Whatever men set about to impress women with, counts for nothing in the world of women. Only another woman is of importance in her world.
Of course, a woman will always be pleased if a man turns to look at her - and if he is well dressed or drives an expensive sports car, so much the better. Her pleasure may be compared to that of a shareholder who finds that his stocks have risen. It will be a matter of complete indifference to a woman if he is attractive or looks intelligent. A shareholder is hardly likely to notice the color of his dividend checks.
But if another woman should turn to look - a rare occurrence, for her own judgment is infinitely more remorseless than that of a man - her day is made. She has achieved the impossible - the recognition, admiration, and `love' of other women.
Yes, only women exist in a woman's world. The women she meets at church, at parent-teacher meetings, or in the supermarket; the women with whom she chats over the garden fence; the women at parties or window-shopping in the more fashionable streets; those she apparently never seems to notice - these women are the measure of her success or failure. Women's standards correspond to those in other women's heads, not to those in the heads of men; it is their judgment that really counts, not that of men. A simple word of praise from another woman - and all those clumsy, inadequate male compliments fall by the wayside, for they are just praises out of the mouths of amateurs. Men really have no idea in what kind of world women live in; their hymns of praise miss all the vital points.
Of course woman wants to please man as well: don't let us forget, after all, that he provides the material means. But that is much more easily done. Men have been conditioned to react to a certain degree of differentiation: they expect women to conform to certain types of sex symbols created by make-up and other standard trappings: long hair, painted lips, tightfitting sweaters, miniskirts, sheer stockings, high heels - all done in a moment.
It is those living works of art which are beyond man's comprehension - those creatures walking the fashionable streets of Paris, Rome, and New York.
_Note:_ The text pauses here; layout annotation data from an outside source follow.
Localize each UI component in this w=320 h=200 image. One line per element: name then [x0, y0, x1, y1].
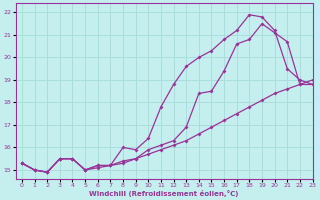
X-axis label: Windchill (Refroidissement éolien,°C): Windchill (Refroidissement éolien,°C): [89, 190, 239, 197]
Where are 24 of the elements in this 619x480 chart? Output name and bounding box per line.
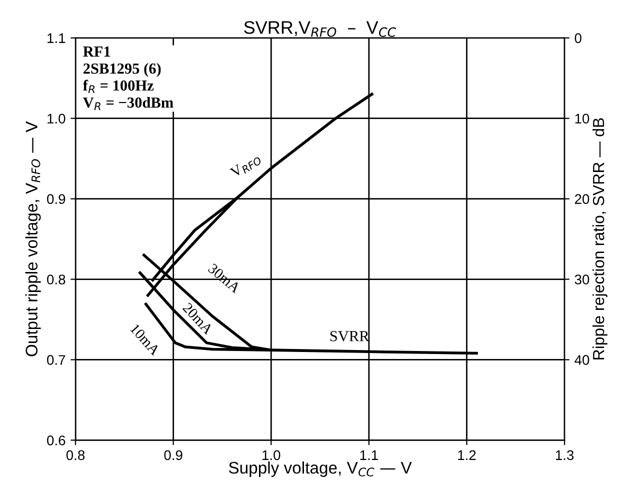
annotation: RF1 2SB1295 (6) f$_{R}$ = 100Hz V$_{R}$ = −30dBm <box>82 46 174 110</box>
x-tick-label: 0.9 <box>164 450 182 460</box>
y2-axis-title: Ripple rejection ratio, SVRR — dB <box>592 118 608 360</box>
y2-tick-label: 40 <box>574 355 590 365</box>
x-axis-title: Supply voltage, V$_{CC}$ — V <box>228 461 412 477</box>
y-axis-title: Output ripple voltage, V$_{RFO}$ — V <box>25 121 41 356</box>
y-tick-label: 0.8 <box>47 274 66 284</box>
y2-tick-label: 20 <box>574 194 590 204</box>
y2-tick-label: 10 <box>575 114 590 124</box>
y-tick-label: 1.0 <box>48 114 66 124</box>
x-tick-label: 1.1 <box>360 450 378 460</box>
y-tick-label: 0.9 <box>47 194 66 204</box>
x-tick-label: 1.0 <box>262 450 280 460</box>
y-tick-label: 0.7 <box>47 355 66 365</box>
chart-title: SVRR,V$_{RFO}$ – V$_{CC}$ <box>244 21 396 37</box>
y-tick-label: 1.1 <box>48 33 66 43</box>
x-tick-label: 1.2 <box>458 450 476 460</box>
y2-tick-label: 30 <box>574 274 590 284</box>
x-tick-label: 1.3 <box>556 450 574 460</box>
annotation: SVRR <box>330 331 370 342</box>
x-tick-label: 0.8 <box>66 450 85 460</box>
y2-tick-label: 0 <box>574 33 582 44</box>
text: V$_{RFO}$ <box>230 152 262 180</box>
y-tick-label: 0.6 <box>47 435 66 446</box>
The skill of eyeliner and shadow expertly applied; the choice of lipstick and its application, with or without lipbrush, in several layers or only in one; the compromise to be achieved between the pros and cons of false eyelashes, the matching of a dress, a stole, or a coat with the lighting - all this is an art requiring expert knowledge of which man hasno conception. A man lacks any kind of appreciation for this. He has not learnt to interpret the extent of female masquerades and he cannot possibly evaluate these walking works of art. To achieve perfection in such skill needs time, money, and an infinitely limited mind - all these requirements are met by women.
In fact, when a woman dresses, she considers a man to a slight extent - the extent necessary to hold him and to encourage him to provide (in the widest sense) for her. Every other investment is aimed at other women. Man has importance only as the provider.
If a firm wants to get hold of a specialist in some field, it will flatter and entice him in every possible way until he weakens. Once the contract is signed, his employers can relax. Their leverage over him continues to increase. A woman behaves in much the same way with a man. She gives her man just enough rope to ensure his preferring life by her side to breaking his contract with her.
A woman may, in fact, be compared to a firm in a number of ways. After all, a firm is only an impersonal system aimed at achieving a maximum profit. And what else does a woman do? Without any emotion - love, hate, or malice - she is bound to the man who works for her. Feelings become involved only if he threatens to leave her. Then her livelihood is at stake. As this is a rational reaction with a rational cause, it can be rationally dealt with and adjusted to. She can always place another man under contract. How different is her reaction from those of a man who finds himself in a similar position. He is racked by jealousy, humiliation and self-pity - but she is emotionless.
A woman would hardly ever feel jealous in such a situation, since the man is leaving her only for another woman and not in order to be free. In her eyes he is not improving his position in any way. The adventure of a man's love for a new woman is nothing more than a nuisance. She is seeing it all from the angle of the entrepreneur who loses his best worker to a competitor. As far as a woman is concerned, the heartache involved is nothing more than a reaction to letting good business go elsewhere.
Consequently, it is quite absurd for any man to think his wife is being faithful merely because she does not go off with other men - men who, in his eyes, are more attractive. Provided he is working hard and is supplying all the things that really matter to her, why should she? A woman's faithfulness has nothing in common with that of a man. Women are, in contrast to men, practically immune to the looks of the opposite sex. If a woman flirts with her husband's best friend, her intention is to annoy his wife, whose feelings do matter, unlike those of her own husband. If she felt deeply about the man in question, she would never show her emotions in public.
In pluralistic sex practices such as wife-swapping, which has now taken over from flirtation as a pastime, it is the other wife who is the object of attack. History is full of anecdotes about male potentates enjoying themselves with many mistresses at the same time, but there are few such stories about female potentates. A woman would be bored to tears with an all-male harem. This has always been the case and will remain so.